Diabetic Retinopathy

Diabetes affects 16 million Americans and is the leading cause of new cases of blindness in people ages 20 to 74. Each year 12,000-24,000 people will lose their sight from the disease. Vigilant care, particularly controlling one’s blood sugar, blood pressure and cholesterol can reduce the risk of vision complications from diabetics. For those that do develop problems, various treatments offer hope for saving or recovering some sight.

What is diabetes?

Diabetes is a chronic disease in which the body does not produce or properly use insulin, a hormone that helps convert sugar and food into energy. The biochemical reactions that occur because the body doesn’t have the proper means of regulating blood sugar can have a profound impact on the eyes. A high sugar level thickens the lens and bends the light that filters through. When sugar levels decrease, just the opposite happens. The constant thickening and thinning of the lens due to dramatic swings in blood sugar levels leads to blurry vision and increases the risk of cataract formation. For people who are unaware that they have diabetes, blurry vision may be the first sign that something is amiss. For those who know they are diabetic, blurry vision may be a reflection of poorly controlled blood sugar levels. Improved control through a combination of diet, exercise and medication can be very helpful in preventing secondary complications of diabetes including vision loss.
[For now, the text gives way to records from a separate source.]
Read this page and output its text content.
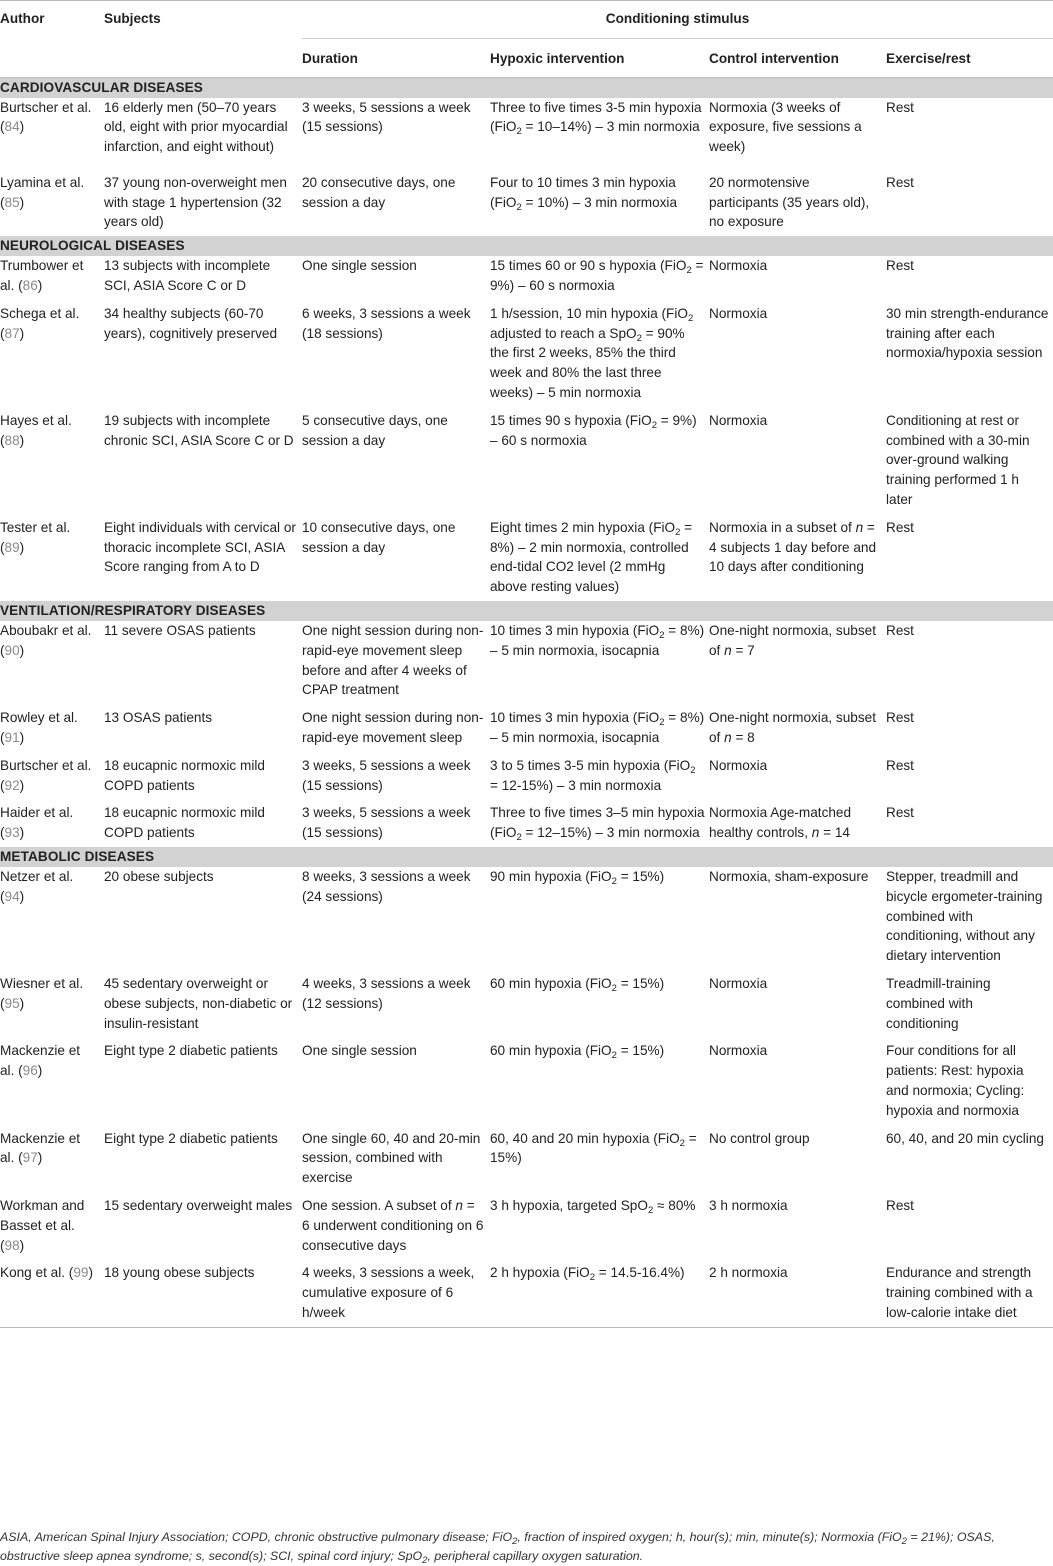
Author	Subjects	Conditioning stimulus			
		Duration	Hypoxic intervention	Control intervention	Exercise/rest
CARDIOVASCULAR DISEASES					
Burtscher et al. (84)	16 elderly men (50–70 years old, eight with prior myocardial infarction, and eight without)	3 weeks, 5 sessions a week (15 sessions)	Three to five times 3-5 min hypoxia (FiO$_2$ = 10–14%) – 3 min normoxia	Normoxia (3 weeks of exposure, five sessions a week)	Rest
Lyamina et al. (85)	37 young non-overweight men with stage 1 hypertension (32 years old)	20 consecutive days, one session a day	Four to 10 times 3 min hypoxia (FiO$_2$ = 10%) – 3 min normoxia	20 normotensive participants (35 years old), no exposure	Rest
NEUROLOGICAL DISEASES					
Trumbower et al. (86)	13 subjects with incomplete SCI, ASIA Score C or D	One single session	15 times 60 or 90 s hypoxia (FiO$_2$ = 9%) – 60 s normoxia	Normoxia	Rest
Schega et al. (87)	34 healthy subjects (60-70 years), cognitively preserved	6 weeks, 3 sessions a week (18 sessions)	1 h/session, 10 min hypoxia (FiO$_2$ adjusted to reach a SpO$_2$ = 90% the first 2 weeks, 85% the third week and 80% the last three weeks) – 5 min normoxia	Normoxia	30 min strength-endurance training after each normoxia/hypoxia session
Hayes et al. (88)	19 subjects with incomplete chronic SCI, ASIA Score C or D	5 consecutive days, one session a day	15 times 90 s hypoxia (FiO$_2$ = 9%) – 60 s normoxia	Normoxia	Conditioning at rest or combined with a 30-min over-ground walking training performed 1 h later
Tester et al. (89)	Eight individuals with cervical or thoracic incomplete SCI, ASIA Score ranging from A to D	10 consecutive days, one session a day	Eight times 2 min hypoxia (FiO$_2$ = 8%) – 2 min normoxia, controlled end-tidal CO2 level (2 mmHg above resting values)	Normoxia in a subset of n = 4 subjects 1 day before and 10 days after conditioning	Rest
VENTILATION/RESPIRATORY DISEASES					
Aboubakr et al. (90)	11 severe OSAS patients	One night session during non-rapid-eye movement sleep before and after 4 weeks of CPAP treatment	10 times 3 min hypoxia (FiO$_2$ = 8%) – 5 min normoxia, isocapnia	One-night normoxia, subset of n = 7	Rest
Rowley et al. (91)	13 OSAS patients	One night session during non-rapid-eye movement sleep	10 times 3 min hypoxia (FiO$_2$ = 8%) – 5 min normoxia, isocapnia	One-night normoxia, subset of n = 8	Rest
Burtscher et al. (92)	18 eucapnic normoxic mild COPD patients	3 weeks, 5 sessions a week (15 sessions)	3 to 5 times 3-5 min hypoxia (FiO$_2$ = 12-15%) – 3 min normoxia	Normoxia	Rest
Haider et al. (93)	18 eucapnic normoxic mild COPD patients	3 weeks, 5 sessions a week (15 sessions)	Three to five times 3–5 min hypoxia (FiO$_2$ = 12–15%) – 3 min normoxia	Normoxia Age-matched healthy controls, n = 14	Rest
METABOLIC DISEASES					
Netzer et al. (94)	20 obese subjects	8 weeks, 3 sessions a week (24 sessions)	90 min hypoxia (FiO$_2$ = 15%)	Normoxia, sham-exposure	Stepper, treadmill and bicycle ergometer-training combined with conditioning, without any dietary intervention
Wiesner et al. (95)	45 sedentary overweight or obese subjects, non-diabetic or insulin-resistant	4 weeks, 3 sessions a week (12 sessions)	60 min hypoxia (FiO$_2$ = 15%)	Normoxia	Treadmill-training combined with conditioning
Mackenzie et al. (96)	Eight type 2 diabetic patients	One single session	60 min hypoxia (FiO$_2$ = 15%)	Normoxia	Four conditions for all patients: Rest: hypoxia and normoxia; Cycling: hypoxia and normoxia
Mackenzie et al. (97)	Eight type 2 diabetic patients	One single 60, 40 and 20-min session, combined with exercise	60, 40 and 20 min hypoxia (FiO$_2$ = 15%)	No control group	60, 40, and 20 min cycling
Workman and Basset et al. (98)	15 sedentary overweight males	One session. A subset of n = 6 underwent conditioning on 6 consecutive days	3 h hypoxia, targeted SpO$_2$ ≈ 80%	3 h normoxia	Rest
Kong et al. (99)	18 young obese subjects	4 weeks, 3 sessions a week, cumulative exposure of 6 h/week	2 h hypoxia (FiO$_2$ = 14.5-16.4%)	2 h normoxia	Endurance and strength training combined with a low-calorie intake diet
ASIA, American Spinal Injury Association; COPD, chronic obstructive pulmonary disease; FiO$_2$, fraction of inspired oxygen; h, hour(s); min, minute(s); Normoxia (FiO$_2$ = 21%); OSAS, obstructive sleep apnea syndrome; s, second(s); SCI, spinal cord injury; SpO$_2$, peripheral capillary oxygen saturation.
What is diabetic retinopathy?

The chemical changes caused by diabetes can damage blood vessels throughout the body, including the fine blood vessels in the retina. This damage is called diabetic retinopathy, of which there are two kinds:

Non-proliferative diabetic retinopathy (NPDR) occurs when the retinal blood vessels start to leak, causing blood or fluid to seep into the retina. The retina becomes thick and swollen and does not work correctly. If the leaking happens in the macula, (the central part of the retina), vision will be blurred from macular edema. If the leaks occur on the periphery of the retina, there may be no immediate impact on vision.

Proliferative diabetic retinopathy (PDR) occurs when the retinal blood vessels close, cutting off nutrition to the retinal tissue. Abnormal new blood vessels, called neovascularization, may form and cause bleeding and scar tissue. The bleeding (called vitreous hemorrhage because the blood fills up the vitreous cavity inside the eye) and scar tissue can result in blindness if not treated. The earlier neovascularization is discovered, the better the chance that surgery can save vision.
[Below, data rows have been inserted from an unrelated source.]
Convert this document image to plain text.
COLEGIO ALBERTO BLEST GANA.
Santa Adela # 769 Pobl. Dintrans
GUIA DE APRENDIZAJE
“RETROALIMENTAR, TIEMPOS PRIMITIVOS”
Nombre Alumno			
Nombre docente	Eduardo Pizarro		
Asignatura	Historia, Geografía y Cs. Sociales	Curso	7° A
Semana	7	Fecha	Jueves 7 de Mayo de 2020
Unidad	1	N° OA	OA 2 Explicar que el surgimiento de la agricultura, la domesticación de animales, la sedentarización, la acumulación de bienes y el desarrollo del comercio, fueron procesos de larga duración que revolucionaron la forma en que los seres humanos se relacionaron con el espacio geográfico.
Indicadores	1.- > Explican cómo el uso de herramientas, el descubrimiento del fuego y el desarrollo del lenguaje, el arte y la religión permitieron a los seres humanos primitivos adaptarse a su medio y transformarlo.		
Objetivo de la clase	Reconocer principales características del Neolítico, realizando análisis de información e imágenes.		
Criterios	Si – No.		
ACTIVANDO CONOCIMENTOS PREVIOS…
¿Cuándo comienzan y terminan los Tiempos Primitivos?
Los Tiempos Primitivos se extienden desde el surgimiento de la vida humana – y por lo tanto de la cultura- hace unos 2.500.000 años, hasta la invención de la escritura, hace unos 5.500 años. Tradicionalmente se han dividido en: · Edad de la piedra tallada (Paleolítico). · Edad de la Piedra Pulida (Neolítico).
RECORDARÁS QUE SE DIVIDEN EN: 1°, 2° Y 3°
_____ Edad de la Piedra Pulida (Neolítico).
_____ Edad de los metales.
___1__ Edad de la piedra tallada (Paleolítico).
Both types of diabetic retinopathy may occur without a noticeable change in vision. It is therefore imperative, if you have diabetes, to have your retinas examined at least once every 12 months, and more often than that if you have already developed significant retinopathy.

How is diabetic retinopathy treated?

For patients with NPDR and diabetic macular edema, laser surgery can seal the blood vessels to stop leaking and prevent further vision loss. Typically a circulation study (fluorescein angiogram) is performed in the office to pinpoint the exact locations of the leaks. Ocular coherence tomography (OCT) is also often performed to evaluate the extent of macular edema. Even after laser surgery is done, new leaks may develop or sealed leaks may reopen, requiring additional laser treatments. Over the last several years, several medications have been developed to effectively treat edema as well. The medications can be injected painlessly into the eye in the office to treat macular edema that does not respond to laser or that can not be safely lasered. That is why it is very important to check your vision one eye at a time routinely and report any changes or blurriness to your doctor.
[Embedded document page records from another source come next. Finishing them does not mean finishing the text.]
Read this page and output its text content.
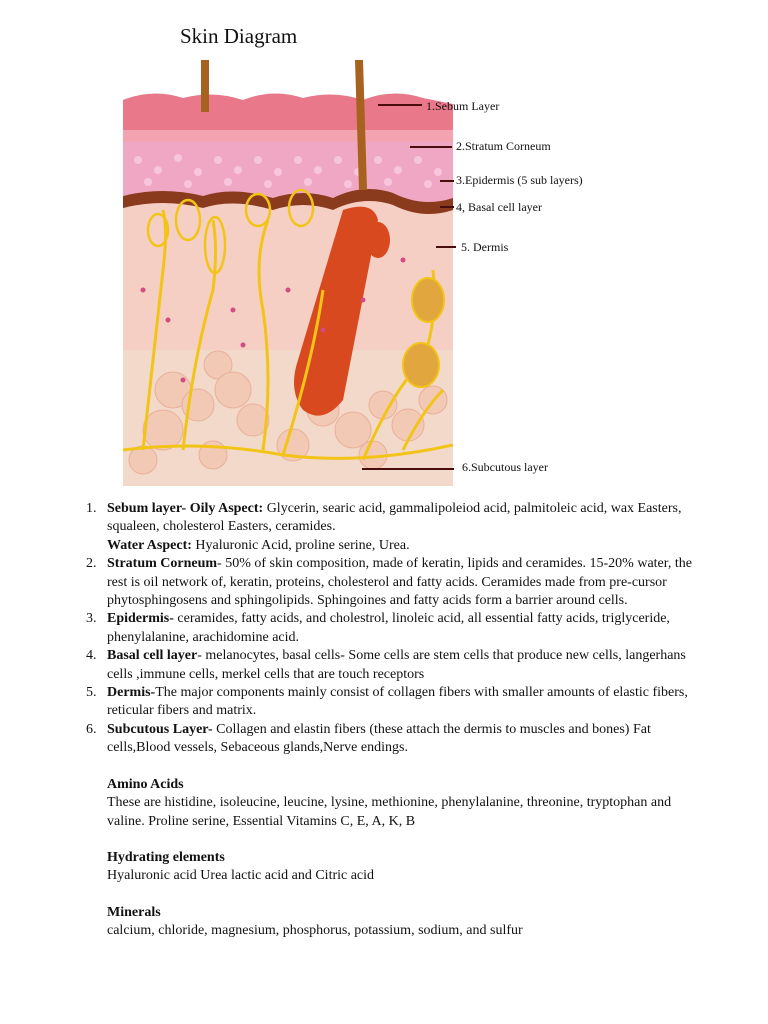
Skin Diagram
1.Sebum Layer
2.Stratum Corneum
3.Epidermis (5 sub layers)
4, Basal cell layer
5. Dermis
6.Subcutous layer
1. Sebum layer- Oily Aspect: Glycerin, searic acid, gammalipoleiod acid, palmitoleic acid, wax Easters, squaleen, cholesterol Easters, ceramides.
Water Aspect: Hyaluronic Acid, proline serine, Urea.
2. Stratum Corneum- 50% of skin composition, made of keratin, lipids and ceramides. 15-20% water, the rest is oil network of, keratin, proteins, cholesterol and fatty acids. Ceramides made from pre-cursor phytosphingosens and sphingolipids. Sphingoines and fatty acids form a barrier around cells.
3. Epidermis- ceramides, fatty acids, and cholestrol, linoleic acid, all essential fatty acids, triglyceride, phenylalanine, arachidomine acid.
4. Basal cell layer- melanocytes, basal cells- Some cells are stem cells that produce new cells, langerhans cells ,immune cells, merkel cells that are touch receptors
5. Dermis-The major components mainly consist of collagen fibers with smaller amounts of elastic fibers, reticular fibers and matrix.
6. Subcutous Layer- Collagen and elastin fibers (these attach the dermis to muscles and bones) Fat cells,Blood vessels, Sebaceous glands,Nerve endings.
Amino Acids

These are histidine, isoleucine, leucine, lysine, methionine, phenylalanine, threonine, tryptophan and valine. Proline serine, Essential Vitamins C, E, A, K, B

Hydrating elements

Hyaluronic acid Urea lactic acid and Citric acid

Minerals

calcium, chloride, magnesium, phosphorus, potassium, sodium, and sulfur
Severe neovascularization resulting from PDR can also be treated with in-office laser surgery to prevent severe vision loss. For patients who don’t respond to the laser, and develop recurrent bleeding or tractional scar tissue membranes, retina surgery called “vitrectomy” may be indicated. A vitrectomy removes the jelly-like substance in the center of the eye, called the vitreous. This is where the abnormal diabetic blood vessels and hemorrhaging are located, so the vessels and blood are removed with the vitreous. Any scar tissue that has formed is also removed.